His video came on, so I smoothed back my messy hair as best I could and clicked my video on as well.
“Mark,” he started off, “we need to resolve your absentee issues stat.”
“Well, good morning to you too, Don.”
“Yes, good morning. Now, getting back to the matter at hand, we’ve been informed that you have NOT been following our new Remote Work Policy. And that is a CONCERN.”
I could hear the capitalizations in his voice.
“And?” I asked.
“And we require that you, and all employees, start adhering to the new Policy.”
“By adhering, do you mean to say that you want me to stick to this policy like it’s some necessary glue-like substance, even though it—point in fact—would interfere with my productivity?”
“Your productivity is not an issue.”
“No,” I said, “It is not. It’s something you have been making a profit from for years, I believe, while paying me as low a salary as you can.”
“Be that as it may. We need you to start coming into the office two days a week.”
“Why?” I asked.
“We know that collaboration and culture needs to be fostered and maintained. That can’t be done when everyone is working remotely.”
“So you say.”
“I beg your pardon.”
“The last time I came into the office, everyone just stayed in their offices and working remotely from their laptops there. That’s not in-person collaboration. That’s not culture. That’s just working remotely *in* separate offices far less efficiently.”
“Well, I beg to disagree. We all need to start doing this again because this is the new direction our business is going in.”
I knew that I worked at a place that uses top-down management, where employees were in the role of children and managers were the parents. And I knew that nothing I could say would dissuade this utter dillhole.
So I said, “OK.”
He seemed to be shocked at such a quick victory. “You’ll start coming in?”

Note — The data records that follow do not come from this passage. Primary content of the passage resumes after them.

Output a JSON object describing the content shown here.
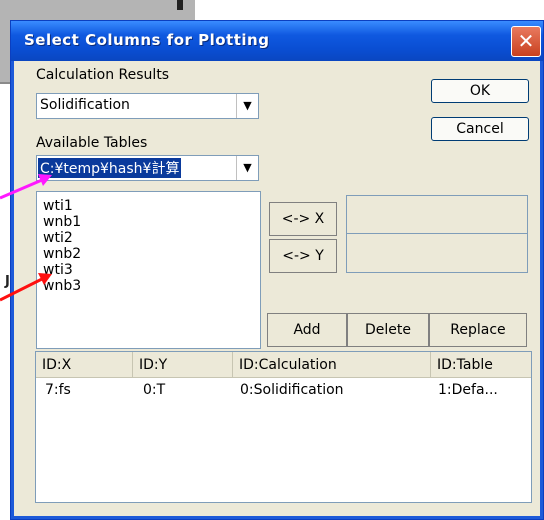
{
  "dialog": {
    "title": "Select Columns for Plotting",
    "close_label": "✕"
  },
  "calculation_results": {
    "label": "Calculation Results",
    "value": "Solidification"
  },
  "available_tables": {
    "label": "Available Tables",
    "value": "C:¥temp¥hash¥計算"
  },
  "dropdown_arrow": "▼",
  "buttons": {
    "ok": "OK",
    "cancel": "Cancel",
    "x_axis": "<-> X",
    "y_axis": "<-> Y",
    "add": "Add",
    "delete": "Delete",
    "replace": "Replace"
  },
  "columns_list": [
    "wti1",
    "wnb1",
    "wti2",
    "wnb2",
    "wti3",
    "wnb3"
  ],
  "table": {
    "headers": [
      "ID:X",
      "ID:Y",
      "ID:Calculation",
      "ID:Table"
    ],
    "rows": [
      [
        "7:fs",
        "0:T",
        "0:Solidification",
        "1:Defa..."
      ]
    ]
  },
  "background_fragment": "J"
}
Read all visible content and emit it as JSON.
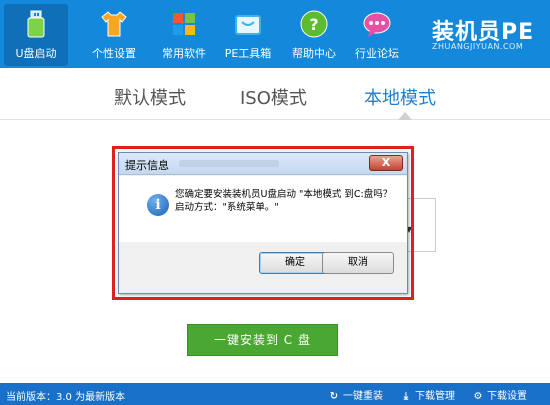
{
  "toolbar": {
    "items": [
      {
        "label": "U盘启动",
        "icon": "usb-icon",
        "color": "#2e9be6"
      },
      {
        "label": "个性设置",
        "icon": "tshirt-icon",
        "color": "#f6a623"
      },
      {
        "label": "常用软件",
        "icon": "windows-tiles-icon",
        "color": "#f05a28"
      },
      {
        "label": "PE工具箱",
        "icon": "toolbox-icon",
        "color": "#3db4e8"
      },
      {
        "label": "帮助中心",
        "icon": "help-icon",
        "color": "#5cbb2e"
      },
      {
        "label": "行业论坛",
        "icon": "chat-icon",
        "color": "#e651a5"
      }
    ],
    "brand": "装机员PE",
    "brand_sub": "ZHUANGJIYUAN.COM"
  },
  "tabs": [
    {
      "label": "默认模式",
      "active": false
    },
    {
      "label": "ISO模式",
      "active": false
    },
    {
      "label": "本地模式",
      "active": true
    }
  ],
  "dialog": {
    "title": "提示信息",
    "close": "X",
    "message_line1": "您确定要安装装机员U盘启动 \"本地模式 到C:盘吗？",
    "message_line2": "启动方式：\"系统菜单。\"",
    "ok": "确定",
    "cancel": "取消"
  },
  "install_button": "一键安装到 C 盘",
  "status": {
    "version": "当前版本：3.0 为最新版本",
    "reinstall": "一键重装",
    "download_manager": "下载管理",
    "download_settings": "下载设置"
  },
  "colors": {
    "toolbar_bg": "#1488db",
    "tab_active": "#1f7fd0",
    "highlight": "#e0201f",
    "install_btn": "#4aa832",
    "statusbar_bg": "#1870c8"
  }
}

“I’ll start next week. Oh, wait, next week is my birthday and I’ve already scheduled a few days off. So the week after is when I’ll start.”
“That’s acceptable,” he said. “Thank you.”
“No, Don, thank you. Have a good one.”
He kind of harumphed before we ended the call. I knew that the week after my birthday was the week of July 4th, where we all had two days off, so I could easily parlay that into yet another week of only working remotely.
So that was another three good weeks of remote working while I didn’t have return to the office to follow their ludicrous new policy. Since I was now in the calendar mode of a short timer, scratching off one day at a time, I counted that as a win.
One day at a time. That’s how it really works anyway, always only in the ever present now.